Roughly speaking, this number is obtained by considering how many homes are currently selling and subtracting the estimated average annual losses they will suffer from flooding over the next 30 years (average mortgage life in the US), as determined by the First Street Foundation, a non-profit organization. which seeks to raise awareness of the risks associated with climate change, such as increased flooding. The report was prepared by researchers from First Street, the Environmental Defense Fund and Resources for the Future, among others.
The study found that the value disparity was particularly large in coastal counties where disclosure of flood risk is not required in real estate transactions.
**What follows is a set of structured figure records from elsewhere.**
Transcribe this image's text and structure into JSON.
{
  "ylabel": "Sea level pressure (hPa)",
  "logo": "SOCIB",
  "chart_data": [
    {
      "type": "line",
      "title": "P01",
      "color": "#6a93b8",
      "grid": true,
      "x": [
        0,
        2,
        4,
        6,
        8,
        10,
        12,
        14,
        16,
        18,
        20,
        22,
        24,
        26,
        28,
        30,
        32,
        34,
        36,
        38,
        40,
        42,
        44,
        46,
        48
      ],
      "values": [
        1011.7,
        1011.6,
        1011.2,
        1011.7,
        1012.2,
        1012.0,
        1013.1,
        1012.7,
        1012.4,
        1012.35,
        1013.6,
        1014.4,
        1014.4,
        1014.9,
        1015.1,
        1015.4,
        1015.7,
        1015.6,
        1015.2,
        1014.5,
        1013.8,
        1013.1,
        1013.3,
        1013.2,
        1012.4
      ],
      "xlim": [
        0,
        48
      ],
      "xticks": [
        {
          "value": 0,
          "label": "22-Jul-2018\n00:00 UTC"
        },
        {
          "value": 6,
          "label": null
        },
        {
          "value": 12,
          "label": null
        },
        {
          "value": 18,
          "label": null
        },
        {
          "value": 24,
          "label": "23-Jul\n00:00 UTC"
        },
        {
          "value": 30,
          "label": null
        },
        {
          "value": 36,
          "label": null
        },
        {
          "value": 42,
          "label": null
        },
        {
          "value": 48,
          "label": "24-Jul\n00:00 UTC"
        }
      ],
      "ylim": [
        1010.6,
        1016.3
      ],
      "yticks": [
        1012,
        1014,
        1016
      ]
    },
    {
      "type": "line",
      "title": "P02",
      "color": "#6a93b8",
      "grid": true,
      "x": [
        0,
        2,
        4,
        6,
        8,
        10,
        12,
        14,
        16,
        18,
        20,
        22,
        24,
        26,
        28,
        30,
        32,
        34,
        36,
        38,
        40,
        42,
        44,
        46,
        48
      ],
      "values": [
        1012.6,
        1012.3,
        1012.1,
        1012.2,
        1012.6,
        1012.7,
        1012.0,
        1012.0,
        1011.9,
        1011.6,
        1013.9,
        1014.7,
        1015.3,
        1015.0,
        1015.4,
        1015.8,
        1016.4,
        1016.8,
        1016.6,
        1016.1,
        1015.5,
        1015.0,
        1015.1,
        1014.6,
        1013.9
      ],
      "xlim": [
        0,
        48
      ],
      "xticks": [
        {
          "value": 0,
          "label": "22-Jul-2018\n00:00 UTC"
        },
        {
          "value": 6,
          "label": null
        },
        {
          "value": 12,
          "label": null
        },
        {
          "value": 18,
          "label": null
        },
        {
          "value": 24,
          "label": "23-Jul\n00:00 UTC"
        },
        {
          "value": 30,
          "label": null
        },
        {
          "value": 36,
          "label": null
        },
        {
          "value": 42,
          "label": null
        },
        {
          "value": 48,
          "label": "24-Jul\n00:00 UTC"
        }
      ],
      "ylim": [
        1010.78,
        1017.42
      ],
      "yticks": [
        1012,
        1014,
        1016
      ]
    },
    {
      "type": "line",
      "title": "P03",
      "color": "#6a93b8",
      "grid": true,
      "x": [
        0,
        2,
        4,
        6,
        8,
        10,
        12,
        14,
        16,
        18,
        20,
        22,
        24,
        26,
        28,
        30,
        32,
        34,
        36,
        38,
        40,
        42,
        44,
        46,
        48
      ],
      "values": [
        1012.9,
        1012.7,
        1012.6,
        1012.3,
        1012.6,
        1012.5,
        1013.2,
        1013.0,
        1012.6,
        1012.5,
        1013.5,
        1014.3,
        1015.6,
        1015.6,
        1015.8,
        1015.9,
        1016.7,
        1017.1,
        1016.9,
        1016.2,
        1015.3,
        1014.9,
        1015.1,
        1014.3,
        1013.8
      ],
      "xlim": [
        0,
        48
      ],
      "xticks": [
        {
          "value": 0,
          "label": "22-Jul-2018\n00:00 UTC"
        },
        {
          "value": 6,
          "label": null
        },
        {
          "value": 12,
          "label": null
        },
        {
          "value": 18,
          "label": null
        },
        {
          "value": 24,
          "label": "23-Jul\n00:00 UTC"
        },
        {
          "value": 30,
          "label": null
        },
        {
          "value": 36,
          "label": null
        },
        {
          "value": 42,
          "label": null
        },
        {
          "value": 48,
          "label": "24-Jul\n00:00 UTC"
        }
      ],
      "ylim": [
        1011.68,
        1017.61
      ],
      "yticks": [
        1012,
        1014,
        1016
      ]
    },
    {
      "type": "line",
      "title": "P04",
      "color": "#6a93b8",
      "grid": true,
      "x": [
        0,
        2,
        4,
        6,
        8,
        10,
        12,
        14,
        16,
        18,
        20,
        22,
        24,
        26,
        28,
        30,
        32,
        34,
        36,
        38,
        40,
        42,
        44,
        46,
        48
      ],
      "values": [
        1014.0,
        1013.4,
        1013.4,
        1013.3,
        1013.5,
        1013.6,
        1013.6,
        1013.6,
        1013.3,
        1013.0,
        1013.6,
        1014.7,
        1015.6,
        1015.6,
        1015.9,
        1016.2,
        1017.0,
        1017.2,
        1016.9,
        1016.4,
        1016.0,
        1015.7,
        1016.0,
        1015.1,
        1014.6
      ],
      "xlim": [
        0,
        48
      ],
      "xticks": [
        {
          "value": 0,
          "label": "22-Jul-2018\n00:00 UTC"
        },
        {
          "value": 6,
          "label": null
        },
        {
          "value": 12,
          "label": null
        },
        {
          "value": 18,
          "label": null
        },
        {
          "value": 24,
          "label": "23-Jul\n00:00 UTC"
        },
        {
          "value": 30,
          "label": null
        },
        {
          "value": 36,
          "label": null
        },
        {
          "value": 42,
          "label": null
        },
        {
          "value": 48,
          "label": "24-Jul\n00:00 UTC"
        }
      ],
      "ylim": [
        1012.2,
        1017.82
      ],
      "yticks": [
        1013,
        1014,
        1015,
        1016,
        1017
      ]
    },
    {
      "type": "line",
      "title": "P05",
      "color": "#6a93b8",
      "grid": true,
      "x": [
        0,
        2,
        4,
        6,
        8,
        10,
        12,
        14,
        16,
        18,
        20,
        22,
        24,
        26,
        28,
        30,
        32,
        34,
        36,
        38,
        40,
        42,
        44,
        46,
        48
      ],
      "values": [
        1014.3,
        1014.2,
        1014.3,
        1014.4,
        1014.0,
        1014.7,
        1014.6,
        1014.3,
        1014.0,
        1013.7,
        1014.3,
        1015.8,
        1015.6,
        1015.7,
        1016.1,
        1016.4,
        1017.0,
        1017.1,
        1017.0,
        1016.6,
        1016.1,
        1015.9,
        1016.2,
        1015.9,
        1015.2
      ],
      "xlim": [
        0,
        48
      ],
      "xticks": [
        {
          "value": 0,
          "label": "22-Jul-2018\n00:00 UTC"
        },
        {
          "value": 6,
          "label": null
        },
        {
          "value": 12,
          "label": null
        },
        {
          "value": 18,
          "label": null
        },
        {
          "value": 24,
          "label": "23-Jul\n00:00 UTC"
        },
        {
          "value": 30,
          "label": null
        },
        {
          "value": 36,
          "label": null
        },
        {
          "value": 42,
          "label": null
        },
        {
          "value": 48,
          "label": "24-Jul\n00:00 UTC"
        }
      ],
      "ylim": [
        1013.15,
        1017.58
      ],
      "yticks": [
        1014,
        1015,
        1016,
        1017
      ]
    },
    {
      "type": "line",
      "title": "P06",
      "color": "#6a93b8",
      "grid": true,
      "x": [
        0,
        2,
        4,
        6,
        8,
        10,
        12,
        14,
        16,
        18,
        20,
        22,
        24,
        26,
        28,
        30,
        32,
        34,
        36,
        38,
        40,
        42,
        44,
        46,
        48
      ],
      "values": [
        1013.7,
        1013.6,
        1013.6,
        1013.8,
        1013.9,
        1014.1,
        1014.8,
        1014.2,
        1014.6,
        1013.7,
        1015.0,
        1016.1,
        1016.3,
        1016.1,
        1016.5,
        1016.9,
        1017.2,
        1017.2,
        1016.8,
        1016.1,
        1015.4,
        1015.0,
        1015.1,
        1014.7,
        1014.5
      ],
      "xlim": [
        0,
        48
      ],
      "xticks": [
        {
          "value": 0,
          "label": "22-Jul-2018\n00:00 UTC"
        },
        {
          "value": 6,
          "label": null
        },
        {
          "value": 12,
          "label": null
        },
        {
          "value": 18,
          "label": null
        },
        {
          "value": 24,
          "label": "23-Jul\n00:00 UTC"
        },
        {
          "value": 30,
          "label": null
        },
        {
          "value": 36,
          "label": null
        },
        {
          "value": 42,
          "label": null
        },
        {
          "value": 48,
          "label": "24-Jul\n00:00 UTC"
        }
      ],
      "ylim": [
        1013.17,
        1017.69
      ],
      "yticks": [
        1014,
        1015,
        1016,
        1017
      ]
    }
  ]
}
While high-end homes along Florida’s Gold Coast account for the largest portion of the absolute valuation difference, low-income households are at risk of losing the largest share of a home’s value.
“The implications of this financial risk and the response of the housing market really depend on policy choices about who bears the costs of climate change,” said Jesse Gurevich, a fellow at the Environmental Defense Fund and lead author of the report. “It’s really important that flood risks are better communicated to property owners.”
It has long been known that flood risk is not adequately assessed in home or flood insurance. In many cases, buyers are simply unaware of this because federal government risk maps are outdated and difficult to access. In addition, state laws differ on how high the risk of flood disclosure is when selling homes.
In addition, lower costs in the short term tend to encourage buyers to underestimate the likelihood and severity of floods over time. Historically, the federal government has helped and encouraged this risky decision-making through subsidized flood insurance.
First Street has attempted to make risks more transparent in 2020 by publishing its own flood risk analysis for every property in the lower 48 states.
This article builds on that data by estimating how much of that flood risk is now built into home values and how much is not. The researchers found that the market has taken some of the risk, but up to $237 billion is still outstanding, most of which is in states like Florida, where not only does flood risk increase as the climate warms, but it’s usually not required. to enable sellers to share the risk of flooding with potential buyers.
The distribution of revaluation is strongly biased towards expensive properties – 11% of properties contribute to 80% of the revaluation. The researchers found that much of the overvaluation is due to properties that do not fall within the severe flood zones specifically designated by the government.
While a few high-value properties carry more risk, the study found that among census tracts in the lowest household income quintile, a higher percentage of properties are overvalued relative to their flood risk. If they are depreciated to match the real risk, homeowners could lose up to 10% of the value of their homes.